The United States Trade Representative (USTR), Ambassador Jamieson Greer, has submitted the 2025 National Trade Estimate (NTE) Report on Foreign Trade Barriers to President Trump and Congress.
The 397-page NTE Report, which can be found here, is an annual report detailing foreign trade barriers faced by US exporters and the USTR’s efforts to reduce those barriers.
According to Ambassador Greer, “No American President in modern history has recognised the wide-ranging and harmful foreign trade barriers American exporters face more than President Trump. Under his leadership, this administration is working diligently to address these unfair and non-reciprocal practices, helping restore fairness and put hardworking American businesses and workers first in the global market.”
The report includes chapters on all the countries with whom the US has a trading relationship, from Algeria to Vietnam, with, perhaps not surprisingly, most attention being devoted to China and the European Union.
The section dealing with the UK begins with the situation after Brexit and explains that the United States and the UK completed the transition of five existing US-European Union agreements to new US-UK agreements.

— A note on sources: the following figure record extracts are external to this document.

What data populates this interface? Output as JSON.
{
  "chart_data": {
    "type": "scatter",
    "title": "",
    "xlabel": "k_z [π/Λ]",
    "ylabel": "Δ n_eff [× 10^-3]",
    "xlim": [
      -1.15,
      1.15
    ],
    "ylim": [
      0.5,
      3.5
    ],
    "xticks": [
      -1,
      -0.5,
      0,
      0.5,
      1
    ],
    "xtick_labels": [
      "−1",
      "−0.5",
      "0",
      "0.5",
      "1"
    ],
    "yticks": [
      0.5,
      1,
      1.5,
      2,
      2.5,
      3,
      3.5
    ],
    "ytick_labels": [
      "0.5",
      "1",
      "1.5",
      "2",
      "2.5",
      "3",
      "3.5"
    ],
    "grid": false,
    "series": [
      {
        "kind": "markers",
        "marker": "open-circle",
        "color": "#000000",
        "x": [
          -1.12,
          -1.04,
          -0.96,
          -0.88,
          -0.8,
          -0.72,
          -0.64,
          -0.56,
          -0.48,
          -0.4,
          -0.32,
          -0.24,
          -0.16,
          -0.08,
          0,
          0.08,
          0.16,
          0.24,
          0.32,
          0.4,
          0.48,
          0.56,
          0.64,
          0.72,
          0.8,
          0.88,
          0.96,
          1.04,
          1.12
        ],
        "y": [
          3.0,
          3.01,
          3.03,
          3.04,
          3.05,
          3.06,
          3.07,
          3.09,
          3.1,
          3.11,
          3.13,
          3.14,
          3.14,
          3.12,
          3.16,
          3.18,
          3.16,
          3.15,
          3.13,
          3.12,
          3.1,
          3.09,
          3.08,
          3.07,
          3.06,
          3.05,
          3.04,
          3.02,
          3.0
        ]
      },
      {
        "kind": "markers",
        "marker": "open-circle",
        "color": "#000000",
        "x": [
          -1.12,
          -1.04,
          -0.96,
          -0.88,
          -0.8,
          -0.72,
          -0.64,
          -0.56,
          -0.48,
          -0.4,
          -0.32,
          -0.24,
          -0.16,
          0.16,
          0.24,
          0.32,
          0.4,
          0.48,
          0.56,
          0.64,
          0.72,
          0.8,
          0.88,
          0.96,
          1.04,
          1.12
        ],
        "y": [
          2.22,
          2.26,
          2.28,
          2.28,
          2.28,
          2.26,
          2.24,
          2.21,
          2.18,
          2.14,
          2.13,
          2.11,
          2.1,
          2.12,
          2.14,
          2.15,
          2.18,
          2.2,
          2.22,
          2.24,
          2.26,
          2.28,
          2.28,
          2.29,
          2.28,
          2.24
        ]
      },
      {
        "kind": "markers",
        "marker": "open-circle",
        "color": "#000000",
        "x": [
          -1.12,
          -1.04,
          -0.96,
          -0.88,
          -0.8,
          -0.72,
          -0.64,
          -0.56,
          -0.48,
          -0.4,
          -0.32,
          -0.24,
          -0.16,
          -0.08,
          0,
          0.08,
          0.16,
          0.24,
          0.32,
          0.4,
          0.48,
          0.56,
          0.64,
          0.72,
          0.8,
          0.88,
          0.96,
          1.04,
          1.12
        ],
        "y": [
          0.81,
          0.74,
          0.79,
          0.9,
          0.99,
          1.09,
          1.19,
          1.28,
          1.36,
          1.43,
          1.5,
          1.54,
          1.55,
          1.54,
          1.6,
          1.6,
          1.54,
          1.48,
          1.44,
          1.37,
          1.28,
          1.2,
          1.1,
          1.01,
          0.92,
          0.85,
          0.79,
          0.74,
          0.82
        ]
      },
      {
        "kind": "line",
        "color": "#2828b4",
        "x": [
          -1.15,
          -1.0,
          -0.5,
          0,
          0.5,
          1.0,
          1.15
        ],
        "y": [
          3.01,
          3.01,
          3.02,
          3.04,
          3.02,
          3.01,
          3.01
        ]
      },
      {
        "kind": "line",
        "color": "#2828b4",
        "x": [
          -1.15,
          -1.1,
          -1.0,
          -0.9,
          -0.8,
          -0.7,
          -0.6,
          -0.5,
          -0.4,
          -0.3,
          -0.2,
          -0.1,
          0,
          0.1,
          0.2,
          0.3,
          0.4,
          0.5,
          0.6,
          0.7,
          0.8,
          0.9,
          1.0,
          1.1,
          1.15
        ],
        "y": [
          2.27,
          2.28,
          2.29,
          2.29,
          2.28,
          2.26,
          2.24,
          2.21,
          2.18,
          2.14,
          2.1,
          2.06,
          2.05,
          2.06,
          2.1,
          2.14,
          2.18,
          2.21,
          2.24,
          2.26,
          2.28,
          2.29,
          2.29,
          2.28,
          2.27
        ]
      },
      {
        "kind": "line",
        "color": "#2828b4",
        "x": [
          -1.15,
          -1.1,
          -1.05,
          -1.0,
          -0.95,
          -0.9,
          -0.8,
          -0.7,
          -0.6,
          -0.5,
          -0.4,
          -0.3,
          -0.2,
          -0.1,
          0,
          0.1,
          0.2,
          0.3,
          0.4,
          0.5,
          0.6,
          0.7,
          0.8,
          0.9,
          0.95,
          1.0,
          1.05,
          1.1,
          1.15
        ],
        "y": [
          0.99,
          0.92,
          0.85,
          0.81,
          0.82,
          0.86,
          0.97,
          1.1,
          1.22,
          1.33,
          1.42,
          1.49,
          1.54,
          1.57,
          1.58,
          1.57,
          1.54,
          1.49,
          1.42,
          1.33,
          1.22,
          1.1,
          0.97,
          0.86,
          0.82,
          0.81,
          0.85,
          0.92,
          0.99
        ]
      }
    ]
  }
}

The NTE Report does not mention the ongoing trade talks between the UK and US but goes into detail on UK tariff policy and non-tariff barriers such as the Border Target Operating Model (BTOM). It also covers sanitary and phytosanitary (SPS) barriers and highlights that “exports of processed foods and beverages to the UK have been constrained in part by local legislation pertaining to genetically modified (GM) food products”.
This is likely to be one of the problems affecting the current negotiations as is digital services taxation, which also features in the NTE Report.